Next season, the Ethical Fashion Initiative is holding events during Paris Fashion Week. They seek to raise the profile of African designers around the world and attract new forms of investment.
African fashion has huge creative potential, thanks to its diverse and rich cultural background. However, the firms frequently lack access to high-quality production and financial backing. This means a huge undertaking to internationalise and tackle the global market. Since 2013, the EFI has been assisting in the promotion of African fashion design on a worldwide scale.
The programme is a flagship effort of the International Trade Centre, a Geneva-based joint agency of the United Nations and the World Trade Organization. What began as a platform to connect global lifestyle brands with craftspeople around the world is evolving into an accelerator for African businesses.
The EFI Designer Accelerator focuses on the unique needs of African fashion brands. This helps the associated brands to seek further assistance to grow their enterprises in the global market. The programme takes a company development approach to ensure that its participants are ready to invest.
New Heights
Founded in 2009, the EFI connects brands like Vivienne Westwood, Loewe, and Adidas with 10,000 artisans in Burkina Faso, Mali, Kenya, Ethiopia, Uganda, the Democratic Republic of the Congo, Haiti, and parts of Central Asia. Its programme in Afghanistan is currently on hold due to the country’s political turmoil.
Now, programme leader Simon Cipriani is launching EFI to new heights. Cipriani is an officer of the United Nations. He also conceived and directs the International Trade Centre’s Ethical Fashion Initiative, a joint initiative of the United Nations and the World Trade Organization.
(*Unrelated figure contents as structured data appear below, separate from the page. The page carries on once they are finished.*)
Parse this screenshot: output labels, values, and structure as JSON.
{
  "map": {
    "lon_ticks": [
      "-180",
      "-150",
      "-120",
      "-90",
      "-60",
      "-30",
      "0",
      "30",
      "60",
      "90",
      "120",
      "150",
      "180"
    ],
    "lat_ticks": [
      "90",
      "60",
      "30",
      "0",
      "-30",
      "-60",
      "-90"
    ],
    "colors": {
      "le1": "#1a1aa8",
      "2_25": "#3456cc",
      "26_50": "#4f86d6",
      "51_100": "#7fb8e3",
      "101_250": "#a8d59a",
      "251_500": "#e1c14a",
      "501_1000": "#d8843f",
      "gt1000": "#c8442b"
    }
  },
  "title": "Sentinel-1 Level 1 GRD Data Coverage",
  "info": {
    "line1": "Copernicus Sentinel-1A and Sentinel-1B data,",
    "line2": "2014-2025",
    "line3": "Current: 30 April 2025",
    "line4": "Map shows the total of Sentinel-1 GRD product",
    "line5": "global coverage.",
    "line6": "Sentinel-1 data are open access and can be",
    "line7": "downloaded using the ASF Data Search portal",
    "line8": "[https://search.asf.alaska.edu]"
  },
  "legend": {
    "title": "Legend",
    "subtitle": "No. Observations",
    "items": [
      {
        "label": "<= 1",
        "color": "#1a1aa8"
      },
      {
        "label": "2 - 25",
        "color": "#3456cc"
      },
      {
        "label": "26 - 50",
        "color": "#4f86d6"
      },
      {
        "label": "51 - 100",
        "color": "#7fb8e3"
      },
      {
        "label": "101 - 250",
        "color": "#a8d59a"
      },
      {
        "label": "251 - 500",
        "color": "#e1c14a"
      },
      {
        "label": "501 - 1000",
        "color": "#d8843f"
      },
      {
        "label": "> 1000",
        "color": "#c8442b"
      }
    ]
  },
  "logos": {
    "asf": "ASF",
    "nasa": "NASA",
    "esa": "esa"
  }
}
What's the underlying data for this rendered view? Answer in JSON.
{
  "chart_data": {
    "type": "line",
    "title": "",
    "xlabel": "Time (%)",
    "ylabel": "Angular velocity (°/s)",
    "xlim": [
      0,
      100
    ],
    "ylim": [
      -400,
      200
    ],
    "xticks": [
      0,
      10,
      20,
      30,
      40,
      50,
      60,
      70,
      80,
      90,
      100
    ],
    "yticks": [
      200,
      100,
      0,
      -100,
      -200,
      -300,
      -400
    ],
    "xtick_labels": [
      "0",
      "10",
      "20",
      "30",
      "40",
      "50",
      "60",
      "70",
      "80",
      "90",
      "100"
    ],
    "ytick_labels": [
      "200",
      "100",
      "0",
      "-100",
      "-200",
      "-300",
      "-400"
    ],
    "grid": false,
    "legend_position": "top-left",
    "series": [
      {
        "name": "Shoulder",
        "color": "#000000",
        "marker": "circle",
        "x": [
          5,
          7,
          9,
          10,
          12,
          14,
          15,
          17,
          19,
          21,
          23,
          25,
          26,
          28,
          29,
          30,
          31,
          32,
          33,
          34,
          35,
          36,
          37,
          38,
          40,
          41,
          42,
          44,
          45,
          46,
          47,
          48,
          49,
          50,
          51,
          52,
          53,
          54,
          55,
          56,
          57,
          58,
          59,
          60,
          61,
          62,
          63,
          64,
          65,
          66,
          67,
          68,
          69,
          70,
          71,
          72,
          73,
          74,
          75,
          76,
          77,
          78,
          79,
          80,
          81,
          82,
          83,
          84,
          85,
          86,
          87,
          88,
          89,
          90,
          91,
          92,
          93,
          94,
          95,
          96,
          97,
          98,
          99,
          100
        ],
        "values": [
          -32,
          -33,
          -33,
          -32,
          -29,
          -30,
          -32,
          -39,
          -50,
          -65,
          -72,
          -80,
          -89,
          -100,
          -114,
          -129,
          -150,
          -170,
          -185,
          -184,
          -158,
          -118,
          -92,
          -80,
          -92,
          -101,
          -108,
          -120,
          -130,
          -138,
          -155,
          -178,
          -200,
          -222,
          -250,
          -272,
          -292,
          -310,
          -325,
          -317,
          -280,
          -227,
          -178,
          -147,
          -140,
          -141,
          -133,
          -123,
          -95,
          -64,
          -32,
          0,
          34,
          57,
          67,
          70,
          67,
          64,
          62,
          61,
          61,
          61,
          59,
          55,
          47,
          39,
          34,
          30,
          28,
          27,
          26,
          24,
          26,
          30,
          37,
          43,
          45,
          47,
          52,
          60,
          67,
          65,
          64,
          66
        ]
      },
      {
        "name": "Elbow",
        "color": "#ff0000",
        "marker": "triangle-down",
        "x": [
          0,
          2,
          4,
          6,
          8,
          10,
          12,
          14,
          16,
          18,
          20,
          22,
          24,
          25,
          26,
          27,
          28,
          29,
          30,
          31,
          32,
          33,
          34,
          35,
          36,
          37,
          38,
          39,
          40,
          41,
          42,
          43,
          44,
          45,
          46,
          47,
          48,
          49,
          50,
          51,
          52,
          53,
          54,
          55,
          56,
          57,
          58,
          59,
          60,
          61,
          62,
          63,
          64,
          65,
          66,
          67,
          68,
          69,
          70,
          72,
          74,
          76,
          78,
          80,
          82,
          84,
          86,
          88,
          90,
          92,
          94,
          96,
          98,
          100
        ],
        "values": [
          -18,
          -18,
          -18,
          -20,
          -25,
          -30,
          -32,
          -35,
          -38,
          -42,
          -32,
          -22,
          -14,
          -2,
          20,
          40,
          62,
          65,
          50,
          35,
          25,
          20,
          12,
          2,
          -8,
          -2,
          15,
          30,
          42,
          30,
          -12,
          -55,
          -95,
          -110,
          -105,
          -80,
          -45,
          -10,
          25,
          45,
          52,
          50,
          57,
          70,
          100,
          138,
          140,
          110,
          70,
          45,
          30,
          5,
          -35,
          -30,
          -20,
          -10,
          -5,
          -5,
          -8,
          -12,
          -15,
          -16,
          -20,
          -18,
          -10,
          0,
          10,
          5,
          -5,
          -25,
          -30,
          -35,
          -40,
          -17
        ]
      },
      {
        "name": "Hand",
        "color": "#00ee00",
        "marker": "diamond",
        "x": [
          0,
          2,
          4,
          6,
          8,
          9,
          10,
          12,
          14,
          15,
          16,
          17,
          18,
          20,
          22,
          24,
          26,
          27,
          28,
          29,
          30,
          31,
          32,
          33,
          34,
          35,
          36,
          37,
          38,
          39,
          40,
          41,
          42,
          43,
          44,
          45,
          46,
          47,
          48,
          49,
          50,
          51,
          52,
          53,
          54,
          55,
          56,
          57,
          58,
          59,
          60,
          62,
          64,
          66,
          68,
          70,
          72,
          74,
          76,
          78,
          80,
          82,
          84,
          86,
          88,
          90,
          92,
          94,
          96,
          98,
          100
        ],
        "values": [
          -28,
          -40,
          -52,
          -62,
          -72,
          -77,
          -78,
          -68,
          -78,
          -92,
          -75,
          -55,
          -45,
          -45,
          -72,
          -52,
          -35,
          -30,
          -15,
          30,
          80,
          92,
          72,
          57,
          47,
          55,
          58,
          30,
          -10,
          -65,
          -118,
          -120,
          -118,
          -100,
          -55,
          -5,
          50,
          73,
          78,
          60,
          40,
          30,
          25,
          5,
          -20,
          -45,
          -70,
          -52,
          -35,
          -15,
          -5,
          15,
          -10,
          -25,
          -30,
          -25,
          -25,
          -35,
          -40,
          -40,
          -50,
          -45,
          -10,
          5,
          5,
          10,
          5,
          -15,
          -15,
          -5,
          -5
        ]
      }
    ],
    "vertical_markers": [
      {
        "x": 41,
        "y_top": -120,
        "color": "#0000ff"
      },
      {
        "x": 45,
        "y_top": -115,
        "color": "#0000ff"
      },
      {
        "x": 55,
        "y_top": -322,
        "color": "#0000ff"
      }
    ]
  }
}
Additionally, he is the Chair of the UN Alliance for Sustainable Fashion’s Steering Committee.
This new beginning starts with a Paris launch on Oct. 30 and 31. The event includes exhibitions, a concert, and round tables with designers Margaux Wong of Burundi and Lukhanyo Mdingi of South Africa; one of the joint winners of the Karl Lagerfeld Prize at this year’s LVMH Prize for Young Designers.
Cipriani tells WWD, “We are going to Paris because it’s a progression.”
He continues,
“Paris is very open and very close to African fashion traditionally, and Paris has also a very active diaspora with a lot of good designers and with a lot of investors who can invest in these designers.”
The event is hosted at 360 Paris Music Factory in Paris’s Goutte d’Or neighbourhood. Home to a number of designers, there will be an array of hosting workshop internal events. Designers have previously been brought to events in Italy by the EFI, including Vogue Fashion’s Night Out, Pitti Uomo, and Altaroma.
Cipriani believes that investing in fashion design is an excellent approach to generate social capital in African countries, where creative industries like fashion, music, and modelling have large social media followings. His upcoming series of events during Paris Fashion Week will also showcase African firms as global rather than niche labels.
The participating brands are Laurenceairline, a men’s ready-to-wear brand designed by Laurence Chauvin-Buthaud; Kente Gentlemen, founded by Aristide Loua; Hamaji, a Kenya-based women’s RTW brand created by Louise Sommerlatte; Katush, another Kenya-based lifestyle brand founded by Katungulu Mwendwa, and Ohiri, a jewellery brand based between France and Ivory Coast, headed by creative director Akebehi Kpolo. Midingi may also join the group.